O pano de fundo dessa discussão traz o conceito de modernidade sólida, que perdurou até 1960 e marcou relações sociais rígidas, em contraponto à modernidade líquida, tão bem decomposta por Bauman em 1990 para definir relações sociais, econômicas e produtivas mais fluidas.

Enquanto a modernidade sólida se ocupou da tradição e das relações duradouras, a modernidade líquida sobrepôs as relações econômicas às sociais, substituiu relacionamentos por conexões e flexibilizou vínculos  emocionais. Toda essa mudança culminou em um mundo muito mais complexo e ambíguo.

Como aspecto positivo da modernidade sólida destaca-se a confiança n a higidez das instituições e relações humanas. Mas no mundo do trabalho essa necessidade de segurança foi substituída pela exigência de adaptação, cada vez maior, a partir de um contínuo esforço para “pensar fora da caixa”.
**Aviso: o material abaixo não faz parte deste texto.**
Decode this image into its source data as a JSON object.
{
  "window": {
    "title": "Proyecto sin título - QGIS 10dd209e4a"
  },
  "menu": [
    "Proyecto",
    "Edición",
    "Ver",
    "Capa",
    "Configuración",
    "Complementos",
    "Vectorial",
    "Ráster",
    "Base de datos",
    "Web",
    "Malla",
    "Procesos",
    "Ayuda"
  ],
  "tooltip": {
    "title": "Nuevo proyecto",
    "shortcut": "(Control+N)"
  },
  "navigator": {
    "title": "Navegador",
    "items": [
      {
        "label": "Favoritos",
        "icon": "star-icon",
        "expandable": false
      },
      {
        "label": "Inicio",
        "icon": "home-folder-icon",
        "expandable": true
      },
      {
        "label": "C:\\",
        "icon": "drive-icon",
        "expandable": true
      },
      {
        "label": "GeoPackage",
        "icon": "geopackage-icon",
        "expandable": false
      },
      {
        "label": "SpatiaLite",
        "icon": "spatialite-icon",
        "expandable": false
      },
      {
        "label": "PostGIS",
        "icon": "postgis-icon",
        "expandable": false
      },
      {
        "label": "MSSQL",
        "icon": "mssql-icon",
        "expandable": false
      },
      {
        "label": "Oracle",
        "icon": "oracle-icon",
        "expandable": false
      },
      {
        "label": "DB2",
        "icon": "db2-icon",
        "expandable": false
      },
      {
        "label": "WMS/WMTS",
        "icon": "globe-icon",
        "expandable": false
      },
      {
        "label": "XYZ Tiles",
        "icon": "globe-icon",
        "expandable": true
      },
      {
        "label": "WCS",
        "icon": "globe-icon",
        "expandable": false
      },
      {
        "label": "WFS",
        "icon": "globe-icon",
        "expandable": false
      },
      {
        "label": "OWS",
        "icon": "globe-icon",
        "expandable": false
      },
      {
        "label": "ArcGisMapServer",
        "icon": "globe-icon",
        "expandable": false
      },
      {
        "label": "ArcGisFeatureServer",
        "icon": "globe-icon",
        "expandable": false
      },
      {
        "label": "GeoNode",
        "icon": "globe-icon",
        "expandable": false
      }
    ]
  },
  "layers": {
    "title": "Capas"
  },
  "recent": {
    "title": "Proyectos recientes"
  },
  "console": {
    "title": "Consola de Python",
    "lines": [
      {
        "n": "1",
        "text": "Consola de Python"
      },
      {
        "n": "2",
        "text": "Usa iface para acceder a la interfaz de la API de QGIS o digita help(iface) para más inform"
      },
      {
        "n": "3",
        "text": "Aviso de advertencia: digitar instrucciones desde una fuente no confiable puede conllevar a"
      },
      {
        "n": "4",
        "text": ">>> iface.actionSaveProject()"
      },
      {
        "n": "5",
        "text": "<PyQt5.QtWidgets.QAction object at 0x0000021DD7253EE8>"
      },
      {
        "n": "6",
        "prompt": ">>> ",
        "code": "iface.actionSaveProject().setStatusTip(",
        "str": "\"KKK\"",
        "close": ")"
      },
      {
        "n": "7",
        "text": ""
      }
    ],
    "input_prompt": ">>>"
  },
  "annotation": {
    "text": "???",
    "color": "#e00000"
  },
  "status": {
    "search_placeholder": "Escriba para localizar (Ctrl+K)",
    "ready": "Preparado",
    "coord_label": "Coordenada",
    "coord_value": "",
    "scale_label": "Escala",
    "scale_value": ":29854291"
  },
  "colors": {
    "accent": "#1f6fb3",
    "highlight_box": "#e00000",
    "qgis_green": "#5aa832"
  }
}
A crise financeira de 2008 provou ao mundo que toda organização está sujeita a riscos imprevisíveis, e os economistas criaram a expressão “cisne negro” exatamente para as situações que escapam às projeções, mas impactam negativamente o mercado. Com a pandemia ganhando contornos jamais previstos nas melhores análises de riscos (restrições à circulação de pessoas, multa por abertura de estabelecimentos, home office como regra, insegurança, incertezas etc), aprendemos uma lição ainda mais dura: o futuro nunca mais será como era antigamente.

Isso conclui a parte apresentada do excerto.